6 thoughts on “Is It Time for Caffeine-Free Web Intelligence?

  1. Dallas,

    Does a report designer (who spends hours at a time in the design tool) want to use a browser based tool ? Or would the browser delivery be a better fit for the types of things that an end-user does when viewing a report.

    A couple of reasons I ask :-

    1) You mentioned the animations in Keynote without plug-ins, They do look great but they are a run-time thing really.

    2) I just had a quick go with the web versions of numbers and keynote. It is impressive what that do but I suspect as a heavy user of these I would go a bit nuts trying to use then as a design tool.

    They are great for to do lists or simple ppts but for building a complex financial model or a sophisticated presentation (animations etc) I still think they would frustrate. I love the idea I could deliver them (“run-time”) either myself or to other users over the web, plugin free, but for the core design I think I am very keen to stay in the desktop clients.

    3) I guess that is why given the choice I still use full-client outlook 99% of the time and only drop into the web client (which is also very sophisticated but ultimately frustrating) when I can’t have access to the desktop client

    How about a “proper” desktop version of the designer for professionals and a lighter end-user plug-in-free web version for end-users.

    Having said that I am not sure that WebI is a good place for SAP to spend their investment dollars but that is another story / post !


    P.S. What is Apple doing releasing updates to Java 🙂

    1. Donald,

      You’ve raised interesting questions. I hope my readers will chime in with their reactions.

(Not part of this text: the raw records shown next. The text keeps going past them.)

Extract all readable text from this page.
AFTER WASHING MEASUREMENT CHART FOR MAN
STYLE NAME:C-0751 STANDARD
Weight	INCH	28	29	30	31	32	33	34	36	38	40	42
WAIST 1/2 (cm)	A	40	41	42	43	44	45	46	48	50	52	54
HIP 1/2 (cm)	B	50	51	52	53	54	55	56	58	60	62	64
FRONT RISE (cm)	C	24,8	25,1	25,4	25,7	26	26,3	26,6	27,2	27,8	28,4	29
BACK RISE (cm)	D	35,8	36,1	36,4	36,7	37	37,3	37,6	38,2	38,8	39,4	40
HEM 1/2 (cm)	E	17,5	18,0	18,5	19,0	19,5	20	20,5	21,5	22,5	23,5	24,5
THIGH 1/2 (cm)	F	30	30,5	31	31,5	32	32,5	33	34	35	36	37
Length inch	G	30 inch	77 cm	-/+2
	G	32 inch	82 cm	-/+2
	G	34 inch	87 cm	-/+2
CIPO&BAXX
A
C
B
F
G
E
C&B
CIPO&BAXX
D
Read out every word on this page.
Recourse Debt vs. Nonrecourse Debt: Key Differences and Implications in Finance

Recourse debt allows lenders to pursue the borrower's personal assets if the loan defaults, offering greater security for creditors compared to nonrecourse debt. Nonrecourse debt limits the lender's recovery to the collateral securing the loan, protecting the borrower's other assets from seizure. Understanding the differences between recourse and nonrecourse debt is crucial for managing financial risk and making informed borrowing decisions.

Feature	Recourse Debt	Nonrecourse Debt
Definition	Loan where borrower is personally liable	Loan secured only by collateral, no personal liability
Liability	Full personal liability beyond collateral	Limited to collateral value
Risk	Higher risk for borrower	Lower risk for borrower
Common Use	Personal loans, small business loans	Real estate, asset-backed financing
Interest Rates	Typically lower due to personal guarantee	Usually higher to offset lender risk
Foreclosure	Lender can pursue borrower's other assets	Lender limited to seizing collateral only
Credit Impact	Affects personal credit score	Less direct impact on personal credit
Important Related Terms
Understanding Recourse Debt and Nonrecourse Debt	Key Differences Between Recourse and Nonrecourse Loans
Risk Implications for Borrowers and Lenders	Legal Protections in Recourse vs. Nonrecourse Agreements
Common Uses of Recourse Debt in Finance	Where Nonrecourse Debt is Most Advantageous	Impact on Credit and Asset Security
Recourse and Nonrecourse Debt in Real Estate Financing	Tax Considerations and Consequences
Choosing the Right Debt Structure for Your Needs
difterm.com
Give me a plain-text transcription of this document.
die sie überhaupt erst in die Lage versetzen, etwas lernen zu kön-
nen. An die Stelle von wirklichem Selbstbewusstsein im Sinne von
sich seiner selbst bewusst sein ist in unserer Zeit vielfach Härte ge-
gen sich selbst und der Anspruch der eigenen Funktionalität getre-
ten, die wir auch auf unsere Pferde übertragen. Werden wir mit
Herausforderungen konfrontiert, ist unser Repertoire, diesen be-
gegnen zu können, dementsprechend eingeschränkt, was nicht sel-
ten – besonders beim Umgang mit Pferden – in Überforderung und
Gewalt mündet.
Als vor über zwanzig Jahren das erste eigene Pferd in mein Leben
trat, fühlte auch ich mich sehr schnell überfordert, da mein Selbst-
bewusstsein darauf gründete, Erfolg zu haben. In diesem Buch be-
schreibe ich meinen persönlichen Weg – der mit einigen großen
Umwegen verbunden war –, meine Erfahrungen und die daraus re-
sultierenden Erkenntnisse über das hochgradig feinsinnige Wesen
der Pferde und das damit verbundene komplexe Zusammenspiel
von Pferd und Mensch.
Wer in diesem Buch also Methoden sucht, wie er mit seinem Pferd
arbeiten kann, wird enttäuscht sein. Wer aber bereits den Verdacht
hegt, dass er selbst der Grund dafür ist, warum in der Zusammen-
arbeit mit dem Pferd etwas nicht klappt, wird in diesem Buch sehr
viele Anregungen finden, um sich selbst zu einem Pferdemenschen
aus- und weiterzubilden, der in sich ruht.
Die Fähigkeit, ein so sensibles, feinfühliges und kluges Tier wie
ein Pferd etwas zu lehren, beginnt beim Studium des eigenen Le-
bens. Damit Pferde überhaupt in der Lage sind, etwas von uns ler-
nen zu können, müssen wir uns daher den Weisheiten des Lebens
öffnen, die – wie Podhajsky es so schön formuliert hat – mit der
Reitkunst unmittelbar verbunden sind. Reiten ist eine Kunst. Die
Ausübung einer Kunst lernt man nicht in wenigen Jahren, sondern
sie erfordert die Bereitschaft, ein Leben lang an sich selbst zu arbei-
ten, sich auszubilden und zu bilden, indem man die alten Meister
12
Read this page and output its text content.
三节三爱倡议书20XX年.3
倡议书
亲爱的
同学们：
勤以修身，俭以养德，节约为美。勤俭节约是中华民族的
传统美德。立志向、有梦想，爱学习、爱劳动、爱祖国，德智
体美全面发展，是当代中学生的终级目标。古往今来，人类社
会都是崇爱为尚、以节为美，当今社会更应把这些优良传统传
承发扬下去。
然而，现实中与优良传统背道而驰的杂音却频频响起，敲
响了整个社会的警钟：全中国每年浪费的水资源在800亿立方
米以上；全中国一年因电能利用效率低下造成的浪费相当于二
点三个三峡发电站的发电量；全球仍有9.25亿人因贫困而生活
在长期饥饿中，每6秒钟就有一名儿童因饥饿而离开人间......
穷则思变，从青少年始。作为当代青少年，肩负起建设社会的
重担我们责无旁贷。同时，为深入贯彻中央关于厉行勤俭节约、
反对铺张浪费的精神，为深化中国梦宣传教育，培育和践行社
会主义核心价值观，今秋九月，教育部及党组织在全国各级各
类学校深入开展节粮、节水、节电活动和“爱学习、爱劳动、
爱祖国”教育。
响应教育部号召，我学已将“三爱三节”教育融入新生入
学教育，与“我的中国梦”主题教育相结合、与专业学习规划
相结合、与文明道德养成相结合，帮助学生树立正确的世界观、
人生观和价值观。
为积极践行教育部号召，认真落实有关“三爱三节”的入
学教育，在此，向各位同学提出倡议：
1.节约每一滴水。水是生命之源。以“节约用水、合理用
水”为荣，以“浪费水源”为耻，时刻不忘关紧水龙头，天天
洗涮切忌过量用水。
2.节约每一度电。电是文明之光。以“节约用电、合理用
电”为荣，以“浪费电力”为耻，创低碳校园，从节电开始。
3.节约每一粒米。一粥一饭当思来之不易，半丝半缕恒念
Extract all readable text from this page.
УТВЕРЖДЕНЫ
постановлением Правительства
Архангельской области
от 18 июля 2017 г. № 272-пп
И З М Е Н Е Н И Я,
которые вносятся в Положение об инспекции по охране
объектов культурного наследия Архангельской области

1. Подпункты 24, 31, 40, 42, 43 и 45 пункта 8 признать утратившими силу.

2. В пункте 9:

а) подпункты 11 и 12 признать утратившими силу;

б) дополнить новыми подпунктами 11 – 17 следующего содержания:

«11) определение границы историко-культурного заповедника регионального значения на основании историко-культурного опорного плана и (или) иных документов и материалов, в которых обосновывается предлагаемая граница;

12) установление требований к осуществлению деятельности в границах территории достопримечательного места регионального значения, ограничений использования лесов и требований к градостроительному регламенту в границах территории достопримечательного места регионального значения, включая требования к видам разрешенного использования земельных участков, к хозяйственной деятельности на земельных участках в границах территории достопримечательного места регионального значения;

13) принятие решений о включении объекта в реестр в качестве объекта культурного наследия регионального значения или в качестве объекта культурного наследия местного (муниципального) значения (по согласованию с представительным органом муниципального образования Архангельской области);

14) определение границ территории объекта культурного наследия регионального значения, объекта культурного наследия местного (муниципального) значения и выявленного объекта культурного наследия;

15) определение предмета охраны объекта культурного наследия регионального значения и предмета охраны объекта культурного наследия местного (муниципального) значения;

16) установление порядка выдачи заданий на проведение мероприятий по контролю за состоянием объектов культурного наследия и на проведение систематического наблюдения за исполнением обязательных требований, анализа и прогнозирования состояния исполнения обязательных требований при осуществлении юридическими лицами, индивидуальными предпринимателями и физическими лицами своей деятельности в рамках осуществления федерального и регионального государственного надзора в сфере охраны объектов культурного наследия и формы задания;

      Some additional thoughts:

      • SAP has spent the last decade convincing customers to migrate from Desktop Intelligence to Web Intelligence. A decade. And that philosophy continues. For example, free-hand SQL support is being added to Web Intelligence 4.2, not some other tool in the suite. There’s been no effort on SAP’s part to reposition, for example, SAP Lumira as the true Desktop Intelligence replacement, complete with migration tools. For these and other reasons, it is important that Web Intelligence continues to delight customers for the next decade. I’m simply stating that continuing to rely on a Java applet for the next decade is a bad idea.
      • Regarding “proper” desktop software vs. the web browser, that’s a highly passionate religious argument for all types of software, not just business intelligence. Customer adoption of the Web Intelligence Rich Client has been chilly. But if browser-based software is “out” and desktop software is back “in”, SAP could do much better than the current desktop application that’s a thinly veiled version of the Java applet I’m arguing to get rid of.
      • For whatever reason, the SAP BusinessObjects user community talked SAP out of rebranding Web Intelligence 4.0 as Interactive Analysis 4.0. Despite the fact that Web Intelligence on an iPad really isn’t “web” anything. So customers continue to like the idea of “web” intelligence. Side note – how would SAP now explain a product named “Interactive Analysis” now that they’re positioning SAP Lumira?
      • One could also argue that migrating from Crystal Reports 2008/2011/2013 to Crystal Reports for Enterprise is a bad investment. But like Web Intelligence, there’s a large amount of Crystal Reports that need to keep running.

      Always a pleasure to hear your thoughts on our industry,

  2. Interesting as always Dallas. I would like to see the dependency on Java removed, at least from the web client.

    And I would argue that even if SAP isn’t positioning Lumira as the Dski replacement, the peg fits the hole – Lumira has better capability than Webi for data acquisition incl JDBC, unv/unx, HANA online etc.

    I see Lumira being the new ‘Swiss-army knife’ that Deski was in its heyday.